Chaque année, un français sur cinq consomme au moins une benzodiazépine ou une molécule apparentée. 134 millions de boîtes de médicaments contenant des benzodiazépines ou apparentées ont été vendues en France en 2010 (50,2% d’anxiolytiques et 37,6% d’hypnotiques). Ces médicaments, qui agissent sur le système nerveux central, sont nécessaires pour de nombreux patients mais peuvent aussi présenter des risques.

Ce constat a déjà conduit les autorités sanitaires à mettre en place des mesures visant à favoriser leur bon usage. Depuis 10 ans, on observe une stabilisation voire une diminution de la consommation des benzodiazépines en France. Cependant les risques liés à leur usage persistent et l’existence d’un lien entre benzodiazépines et démence est en cours d’étude. A la lumière de ces nouvelles données, l’Afssaps proposera des mesures pour renforcer le bon usage des benzodiazépines, limiter les risques liés à leur consommation et diminuer leur surconsommation.

Commercialisées depuis les années 60, les benzodiazépines et apparentées sont des molécules qui agissent sur le système nerveux central. Les 22 benzodiazépines actuellement commercialisées en France sont indiquées, selon leur propriété principale, dans le traitement de l’anxiété, des troubles sévères du sommeil, de l’épilepsie ou des contractures musculaires douloureuses. Depuis les années 1990, de nombreux travaux ont souligné le niveau élevé de consommation de médicaments psychotropes en France, en particulier les anxiolytiques et les hypnotiques, principalement représentés par les benzodiazépines. En 2009, certaines données européennes plaçaient la France au deuxième rang des pays européens consommateurs d’anxiolytiques (après le Portugal) et d’hypnotiques (après la Suède).

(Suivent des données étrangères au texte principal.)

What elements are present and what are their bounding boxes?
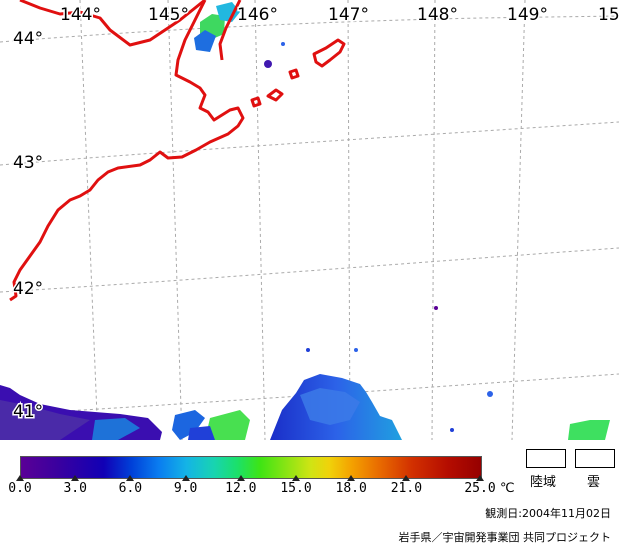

Devant le niveau élevé de consommation des benzodiazépines en France et les risques qui leur sont associés, l’Afssaps a souhaité dresser un panorama de la consommation des benzodiazépines en France et de son évolution sur plusieurs années. L’Afssaps a procédé à l’analyse des données de ventes et de remboursement de l’assurance maladie, des résultats d’études réalisées sur des populations particulières et des données provenant des systèmes de vigilance de l’Afssaps.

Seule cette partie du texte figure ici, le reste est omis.